И девочка понравилась, а оказалась дочерью графа – врага ненавистного. Единственная радость за последнее время и та обернулась таким подвохом, горечью, что ни говори. А теперь ещё и этот дождь… О каком везении можно тут говорить?
Даже одеяло и плащ одной рукой не удержишь… Всё как-то неправильно, нехорошо складывается.
Хоть бы мама выкупила его поскорее, что ли. Она же не оставит его в плену у этого графа.
А вечером пришёл сам кастелян. Хорошо, дождь на время прекратился. Ролт долго стоял, заглядывая в лицо, спросил вдруг:
– Как вы, лорд?
Арольд усмехнулся, от кастеляна этот вопрос звучал не иначе, как насмешка. И он ответил с улыбкой:
– Прекрасно!
Хотя от холода зубы стучали, и челюсть дрожала, но что-то же этот Ролт хотел от него услышать.
– Госпожа послала вам сухое одеяло и дорожный плащ. Давайте, я помогу вам.
Ролт стянул с плеч мокрые вещи и сам набросил сухое одеяло и заколол его на шее большой стальной булавкой, потом сам же накинул тяжёлый плащ и завязал его плотно под горлом толстыми кожаными шнурками, сам же накинул на мокрую голову капюшон.
– Вот так вам будет теплее. – Разгладил складки плаща на плечах Арольда сухими пальцами и заглянул в лицо. – Помолитесь за доброту нашей госпожи, у неё доброе сердце… Я бы вам ничего этого не давал…
– Почему? Разве я вас чем-то обидел?
– Вы – нет, а ваша матушка – да…
– Она обидела вас?! И чем же?
Ролт помолчал немного, потом всё же ответил нехотя:
– В войне с вашей матерью погиб наследник Андора, сын графа Годвина, последний сын… Больше сыновей у графа нет. А вы живы, и вы – наследник…
– И что? Теперь и он меня убьёт? Чтобы и Орант оставался без наследника, так, что ли? – усмехнулся Арольд.
– Не знаю, граф вернётся и всё решит.
Арольд только бессильно сморгнул это всё. Да уж, он-то решит, с ним ему уже приходилось сталкиваться. А потом навалился приступ кашля, и Арольд отвернулся, чтобы не кашлять на кастеляна. А тот всё не уходил, стоял и смотрел в лицо. А потом спросил:
– Вас уже кормили?
Арольд стёр с губ следы кашля и поверх ладони глянул на старика.
– Нет ещё… – ответил шёпотом.
– Я распоряжусь, чтобы вам дали горячего… и глинтвейна…

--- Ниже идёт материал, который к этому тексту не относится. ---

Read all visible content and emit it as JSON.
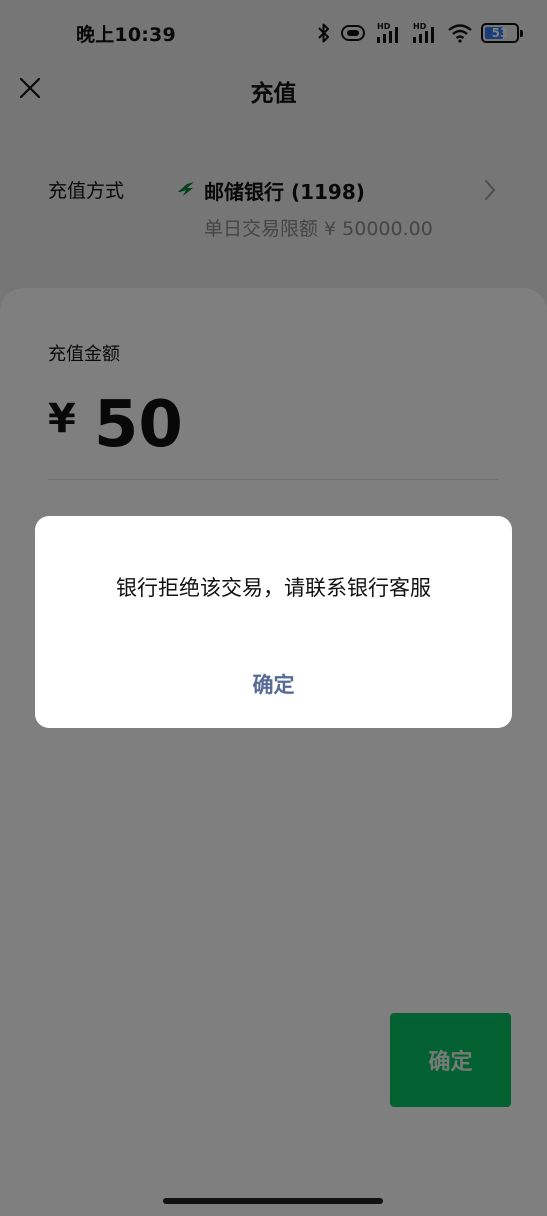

– Зачем? Что бы я ненароком не заболел и не сдох? – скривился Арольд теперь уже без всякой улыбки. – Я уже заболел… так что поздно…
– Пока же вы ещё живы.
– Пока… – Арольд улыбнулся старому кастеляну в глаза. – Вернётся граф – будете оправдываться…
– Не буду, скажу, сын графини Орант слишком слаб здоровьем оказался, сам сдох от первого же чиха.
Арольд стиснул зубы на это и не нашёлся, что сказать в ответ, а может, все мысли разом замёрзли. А кастелян осмотрел его ещё раз и добавил:
– Вы бы не сидели на колодце, ещё заснёте так и упадёте назад. Там воды хоть и немного, но нахлебаться вам точно хватит, и совсем не болезнь тогда вас свалит. Утонете. Вашу пропажу тут никто не заметит, пока хватятся, уже поздно будет.
– И что – плакать будете? Конечно же, нет!
– Конечно. И даже перед графом оправдываться не придётся. – Демонстративно пожал плечами старый кастелян, улыбаясь в седую бороду. – Утонул – так утонул. Сам растяпа.
Арольд громко хмыкнул на его слова. Да, он прав во многом. Столько ночей нормально спать не получалось, ещё, и правда, упадёшь в колодец. Что тогда? Вылавливать никто не бросится. Никому до него дела нет.
А Ролт развернулся и пошёл от него. Арольд успел лишь сказать ему в спину:
– Спасибо!
– Её благодарите… – был ответ.
Её, это дочь графа, стало быть. Как она там назвала себя? Эллия? Это она, выходит, добилась того, чтобы ему дали другое одеяло и плащ. Кастелян сказал про неё: «у неё доброе сердце…»
Она хорошенькая, ещё и добрая, не в пример своему папочке-графу, мстительному и жестокому.
Про то, что у графа погиб последний сын в войне с Орантом, Арольд не знал. Может быть, отсюда эта ненависть к нему? Даже если слуги так относятся, то что уж говорить про их господина тогда? Кастелян дерзкий и много себе позволяет. Перед ним лорд, сын графа, а он язвит и издевается… Ну, хоть вещи помог набросить и всё застегнул-завязал, как надо. Арольд бы одной рукой не справился. Так что, может быть, Ролт этот не так уж и плох, как кажется. Если ещё и на ужин чего горячего дадут – вообще красота будет.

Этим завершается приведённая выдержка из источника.